Lawmakers in Britain voted to impose a budget on Northern Ireland on Monday, in a move seen as a step towards taking direct rule of the semi-autonomous province, which has been deadlocked for months by a dispute between nationalists and unionists.
Northern Ireland Secretary James Brokenshire introduced the budget with "the utmost reluctance" and said there was "no other choice" after the failure of months of efforts to bring the two sides in Belfast's power-sharing assembly together.
"My strong preference would be for a restored executive in Northern Ireland to take forward its own budget," he told MPs during a debate.
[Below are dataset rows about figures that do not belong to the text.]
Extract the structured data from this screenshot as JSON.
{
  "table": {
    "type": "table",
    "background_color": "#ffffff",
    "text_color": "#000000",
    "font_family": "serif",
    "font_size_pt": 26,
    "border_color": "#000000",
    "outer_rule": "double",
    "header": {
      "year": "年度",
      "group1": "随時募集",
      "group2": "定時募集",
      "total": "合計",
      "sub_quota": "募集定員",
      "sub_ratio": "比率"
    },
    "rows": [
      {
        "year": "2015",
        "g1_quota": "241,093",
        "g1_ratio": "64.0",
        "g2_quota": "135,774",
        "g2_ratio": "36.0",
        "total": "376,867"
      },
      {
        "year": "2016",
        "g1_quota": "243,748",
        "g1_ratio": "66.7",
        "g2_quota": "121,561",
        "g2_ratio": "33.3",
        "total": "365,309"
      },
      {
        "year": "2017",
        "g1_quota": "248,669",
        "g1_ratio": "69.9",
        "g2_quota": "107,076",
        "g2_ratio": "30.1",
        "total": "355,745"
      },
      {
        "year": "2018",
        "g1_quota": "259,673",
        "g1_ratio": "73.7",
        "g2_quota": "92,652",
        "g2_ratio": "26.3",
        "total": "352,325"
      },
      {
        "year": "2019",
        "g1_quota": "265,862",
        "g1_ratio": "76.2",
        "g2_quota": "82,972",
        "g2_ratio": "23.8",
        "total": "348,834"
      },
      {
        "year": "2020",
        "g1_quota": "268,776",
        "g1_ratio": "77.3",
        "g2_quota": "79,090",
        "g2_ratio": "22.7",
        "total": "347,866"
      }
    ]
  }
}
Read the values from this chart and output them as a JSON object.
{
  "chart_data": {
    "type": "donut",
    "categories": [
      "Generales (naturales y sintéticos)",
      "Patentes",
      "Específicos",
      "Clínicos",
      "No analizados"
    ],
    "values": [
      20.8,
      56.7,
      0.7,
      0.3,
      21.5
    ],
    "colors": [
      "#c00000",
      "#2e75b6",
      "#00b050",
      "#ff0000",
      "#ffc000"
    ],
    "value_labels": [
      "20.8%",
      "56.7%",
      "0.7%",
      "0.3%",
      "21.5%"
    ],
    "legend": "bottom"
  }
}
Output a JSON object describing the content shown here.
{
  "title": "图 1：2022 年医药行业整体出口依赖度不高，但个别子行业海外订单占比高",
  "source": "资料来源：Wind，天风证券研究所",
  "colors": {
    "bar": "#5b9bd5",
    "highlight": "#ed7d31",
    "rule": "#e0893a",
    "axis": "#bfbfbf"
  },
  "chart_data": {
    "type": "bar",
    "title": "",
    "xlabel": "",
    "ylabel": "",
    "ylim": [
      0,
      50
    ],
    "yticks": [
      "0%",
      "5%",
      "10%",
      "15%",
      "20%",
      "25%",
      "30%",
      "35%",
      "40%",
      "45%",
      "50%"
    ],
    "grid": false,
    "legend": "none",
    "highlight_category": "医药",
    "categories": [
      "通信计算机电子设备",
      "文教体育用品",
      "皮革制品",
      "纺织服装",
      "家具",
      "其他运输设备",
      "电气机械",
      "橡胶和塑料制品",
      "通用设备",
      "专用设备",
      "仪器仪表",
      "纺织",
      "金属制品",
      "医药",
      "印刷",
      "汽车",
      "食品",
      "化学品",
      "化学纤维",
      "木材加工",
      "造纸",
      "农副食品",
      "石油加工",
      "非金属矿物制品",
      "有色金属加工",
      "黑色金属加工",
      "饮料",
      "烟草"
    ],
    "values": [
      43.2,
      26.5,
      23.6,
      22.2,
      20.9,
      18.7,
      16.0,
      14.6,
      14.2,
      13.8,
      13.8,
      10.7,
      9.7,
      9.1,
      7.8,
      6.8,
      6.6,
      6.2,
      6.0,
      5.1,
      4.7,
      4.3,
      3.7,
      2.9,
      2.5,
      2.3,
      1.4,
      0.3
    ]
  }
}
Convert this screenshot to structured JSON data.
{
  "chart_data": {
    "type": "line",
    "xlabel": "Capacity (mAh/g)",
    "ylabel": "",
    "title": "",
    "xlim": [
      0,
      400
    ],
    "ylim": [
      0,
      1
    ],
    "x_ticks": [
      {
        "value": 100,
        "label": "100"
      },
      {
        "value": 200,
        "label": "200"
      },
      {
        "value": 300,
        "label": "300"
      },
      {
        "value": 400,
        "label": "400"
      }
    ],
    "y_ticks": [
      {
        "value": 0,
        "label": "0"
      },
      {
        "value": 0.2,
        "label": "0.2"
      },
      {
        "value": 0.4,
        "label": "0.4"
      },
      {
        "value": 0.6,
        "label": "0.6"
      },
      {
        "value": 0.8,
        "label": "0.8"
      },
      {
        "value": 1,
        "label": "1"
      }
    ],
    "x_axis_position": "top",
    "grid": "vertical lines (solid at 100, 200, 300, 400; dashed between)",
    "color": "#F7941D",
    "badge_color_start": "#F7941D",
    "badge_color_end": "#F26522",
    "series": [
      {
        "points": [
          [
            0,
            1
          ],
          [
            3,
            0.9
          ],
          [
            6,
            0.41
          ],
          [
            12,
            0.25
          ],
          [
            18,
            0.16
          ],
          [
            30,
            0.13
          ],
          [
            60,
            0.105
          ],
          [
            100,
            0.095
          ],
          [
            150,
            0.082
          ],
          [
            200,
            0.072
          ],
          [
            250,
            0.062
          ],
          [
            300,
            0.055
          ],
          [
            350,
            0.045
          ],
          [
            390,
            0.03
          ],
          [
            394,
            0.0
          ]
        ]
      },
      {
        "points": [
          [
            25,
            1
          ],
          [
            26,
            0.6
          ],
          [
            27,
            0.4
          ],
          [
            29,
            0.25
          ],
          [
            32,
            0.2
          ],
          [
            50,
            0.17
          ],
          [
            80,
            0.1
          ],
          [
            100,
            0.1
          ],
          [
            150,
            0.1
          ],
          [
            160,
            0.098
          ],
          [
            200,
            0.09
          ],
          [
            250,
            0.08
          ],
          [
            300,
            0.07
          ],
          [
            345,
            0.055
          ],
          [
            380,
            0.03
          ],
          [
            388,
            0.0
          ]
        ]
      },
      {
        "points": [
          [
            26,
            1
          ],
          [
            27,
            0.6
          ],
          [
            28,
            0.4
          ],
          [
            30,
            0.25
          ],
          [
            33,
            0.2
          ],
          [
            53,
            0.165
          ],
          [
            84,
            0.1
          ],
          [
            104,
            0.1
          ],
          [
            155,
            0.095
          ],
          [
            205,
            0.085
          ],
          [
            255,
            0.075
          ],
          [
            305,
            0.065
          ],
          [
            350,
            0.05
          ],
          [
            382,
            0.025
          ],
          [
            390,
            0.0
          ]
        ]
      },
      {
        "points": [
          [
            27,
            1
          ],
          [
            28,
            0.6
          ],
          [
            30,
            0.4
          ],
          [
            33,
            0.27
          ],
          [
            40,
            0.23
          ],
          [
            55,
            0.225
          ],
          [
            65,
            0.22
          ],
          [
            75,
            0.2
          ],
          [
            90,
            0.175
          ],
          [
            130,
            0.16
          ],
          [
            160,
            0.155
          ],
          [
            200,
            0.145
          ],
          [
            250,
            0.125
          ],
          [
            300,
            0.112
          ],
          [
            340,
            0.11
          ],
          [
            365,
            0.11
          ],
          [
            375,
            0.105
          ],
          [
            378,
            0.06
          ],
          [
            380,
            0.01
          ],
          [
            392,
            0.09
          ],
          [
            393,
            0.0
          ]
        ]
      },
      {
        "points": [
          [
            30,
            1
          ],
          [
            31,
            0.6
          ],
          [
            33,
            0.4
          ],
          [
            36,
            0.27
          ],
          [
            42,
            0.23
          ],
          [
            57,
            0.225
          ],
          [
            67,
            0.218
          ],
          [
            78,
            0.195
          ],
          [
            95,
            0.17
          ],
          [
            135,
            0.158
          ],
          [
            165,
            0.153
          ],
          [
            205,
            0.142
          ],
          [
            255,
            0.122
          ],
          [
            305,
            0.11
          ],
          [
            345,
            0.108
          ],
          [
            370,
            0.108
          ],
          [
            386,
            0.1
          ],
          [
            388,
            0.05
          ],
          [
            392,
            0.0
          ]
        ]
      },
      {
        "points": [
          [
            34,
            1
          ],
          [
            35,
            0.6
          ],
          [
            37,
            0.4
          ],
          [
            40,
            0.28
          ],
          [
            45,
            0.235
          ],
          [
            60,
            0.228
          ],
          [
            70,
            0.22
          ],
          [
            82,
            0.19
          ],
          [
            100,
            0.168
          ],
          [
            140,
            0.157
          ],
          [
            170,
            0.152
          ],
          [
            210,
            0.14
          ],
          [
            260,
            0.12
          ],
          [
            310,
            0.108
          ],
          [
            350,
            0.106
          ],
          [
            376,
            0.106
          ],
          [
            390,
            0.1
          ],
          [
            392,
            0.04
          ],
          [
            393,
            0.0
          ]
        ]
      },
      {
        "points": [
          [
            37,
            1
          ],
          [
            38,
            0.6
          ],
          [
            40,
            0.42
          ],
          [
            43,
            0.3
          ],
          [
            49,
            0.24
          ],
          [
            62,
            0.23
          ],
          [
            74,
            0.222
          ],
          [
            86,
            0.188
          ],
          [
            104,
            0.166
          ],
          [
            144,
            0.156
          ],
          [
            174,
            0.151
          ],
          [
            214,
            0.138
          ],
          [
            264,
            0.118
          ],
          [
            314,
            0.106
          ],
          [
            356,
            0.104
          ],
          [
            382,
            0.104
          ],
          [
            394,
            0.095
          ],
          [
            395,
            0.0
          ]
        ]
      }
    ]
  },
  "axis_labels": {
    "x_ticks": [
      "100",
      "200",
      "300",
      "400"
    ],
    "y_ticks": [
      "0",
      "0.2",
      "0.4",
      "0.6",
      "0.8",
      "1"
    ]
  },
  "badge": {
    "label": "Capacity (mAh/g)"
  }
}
Northern Ireland has been without an executive for more than 10 months.
Its two largest parties -- the Democratic Unionist Party (DUP), currently in a coalition with his ruling Conservative Party, and the nationalists Sinn Fein -- have failed to agree on a power-sharing executive, wrangling over several issues including an Irish language law.
Brokenshire, who has warned for weeks that Westminster would be forced to step in, said the budget was needed to keep public services running.
Opposition political parties in Westminster supported the budget bill but voiced concerns.
"If this is not direct rule, this is getting perilously close to it," Owen Smith, Labour's shadow Northern Ireland secretary, told MPs.
"Direct rule would be a massive backwards step," he said, adding the province was now entering a "twilight zone between devolution and home rule."
Simon Coveney, Ireland's foreign minister, said he was "deeply disappointed" months of negotiations had not yielded a deal.
"The issues under discussion -- particularly those on language and culture -- go to the heart of the divisions in society in Northern Ireland and so agreement on them is always going to be very challenging," he said.
Coveney said he remained confident an agreement could be reached on the basis of the 1998 peace accord that first devolved government to the province.